Elle respira alors profondément, se leva tranquillement alors que les coups se faisaient plus bruyants et alla ouvrir la porte. C’est un homme aux cheveux tirant sur le gris, aux yeux rouges et à l’haleine défraîchie qui l’attendait de l’autre côté. Celui-ci la poussa brusquement vers un mur en lui criant : « Toi là, ma tabarnaque, je veux voir mon bébé! ». Avant de s’adoucir en pensant que son enfant était dans cet appartement et de demander à Carole où est-ce qu’était passée sa fille.
— Carole, j’veux voir ma fille! J’suis désolée, j’vais m’en occuper astheure. J’ai envie d’assumer mon rôle de père envers elle. J’veux la voir grandir. J’veux changer. J’vais arrêter d’aller me saouler chaque soir dans les bars. J’vais arrêter de fumer du pot avec les gars dans la rue. J’vais arrêter de jouer au poker et de toujours perdre tout ce que j’ai. J’te jure que j’vais être un bon père… Elle doit dormir… J’veux la voir quand même!
Carole sembla perplexe. Son souffle s’accéléra lorsqu’elle vit dépasser de sa ceinture une arme à feu. Elle ne comprenait pas ce qu’il faisait avec cela et ne savait plus quoi lui répondre. Voyant que la mère de sa fille ne réagissait pas à ses commentaires, l’homme partit d’un pas décidé vers la chambre du poupon.

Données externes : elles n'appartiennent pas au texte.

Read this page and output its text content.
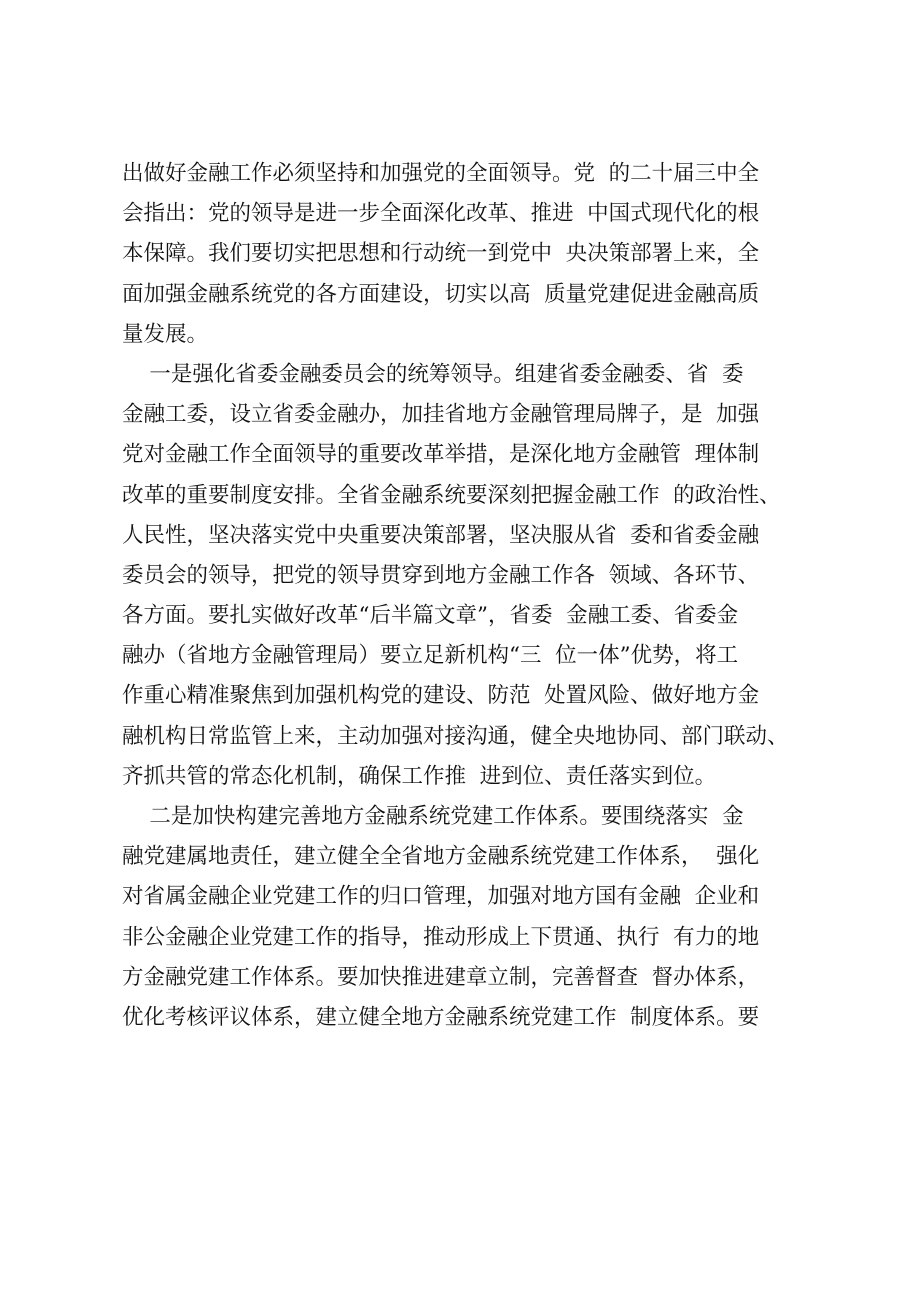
出做好金融工作必须坚持和加强党的全面领导。党  的二十届三中全
会指出：党的领导是进一步全面深化改革、推进  中国式现代化的根
本保障。我们要切实把思想和行动统一到党中  央决策部署上来，全
面加强金融系统党的各方面建设，切实以高  质量党建促进金融高质
量发展。
一是强化省委金融委员会的统筹领导。组建省委金融委、省  委
金融工委，设立省委金融办，加挂省地方金融管理局牌子，是  加强
党对金融工作全面领导的重要改革举措，是深化地方金融管  理体制
改革的重要制度安排。全省金融系统要深刻把握金融工作  的政治性、
人民性，坚决落实党中央重要决策部署，坚决服从省  委和省委金融
委员会的领导，把党的领导贯穿到地方金融工作各  领域、各环节、
各方面。要扎实做好改革“后半篇文章”，省委  金融工委、省委金
融办（省地方金融管理局）要立足新机构“三  位一体”优势，将工
作重心精准聚焦到加强机构党的建设、防范  处置风险、做好地方金
融机构日常监管上来，主动加强对接沟通，健全央地协同、部门联动、
齐抓共管的常态化机制，确保工作推  进到位、责任落实到位。
二是加快构建完善地方金融系统党建工作体系。要围绕落实  金
融党建属地责任，建立健全全省地方金融系统党建工作体系，  强化
对省属金融企业党建工作的归口管理，加强对地方国有金融  企业和
非公金融企业党建工作的指导，推动形成上下贯通、执行  有力的地
方金融党建工作体系。要加快推进建章立制，完善督查  督办体系，
优化考核评议体系，建立健全地方金融系统党建工作  制度体系。要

Carole ne bougea pas en attendant patiemment une réaction. Elle se contenta de fermer les yeux lorsque celui-ci lui cria que Charlotte n’était pas dans son lit. Le père revint en courant vers Carole et la secoua vivement en lui demandant ce qu’elle avait fait de son bambin. Celle-ci se contenta de lui dire qu’elle ne voulait pas dormir et qu’elle n’arrêtait pas de pleurer, donc elle l’a secouée un peu pour qu’elle comprenne enfin. Par contre, la réponse ne semblait pas satisfaire l’homme qui devenait de plus en plus en colère.
— Qu’est-ce que t’en as fait après? Dis-moi, criss! Où tu l’as mis? T’as appelé l’ambulance? T’as emmené le bébé à l’hôpital? Dis-moi ce que t’en as fait! Je veux voir ma Charlotte immédiatement. C’est un ordre, Carole. J’le répèterai pas deux fois!
Sur ce, l’homme sorti son arme de sous son chandail et la pointa vers Carole qui le fixait sans même avoir peur et lui cracha au visage en signe de vengeance.
— Ben criss, c’est trop tard! Tu la reverras pas ta Charlotte parce que je l’ai jetée aux vidanges. T’avais juste à les assumer avant, les erreurs de tes actes! Essaie au moins de penser aux conséquences avant de décider de faire un bébé à ta propre fille! T’es qu’un salaud p’pa!
Elle n’eut que pour réponse l’écho de la balle qui s’est élancée vers elle avec furie avant d’exploser toutes ses années de honte, de haine et de remords.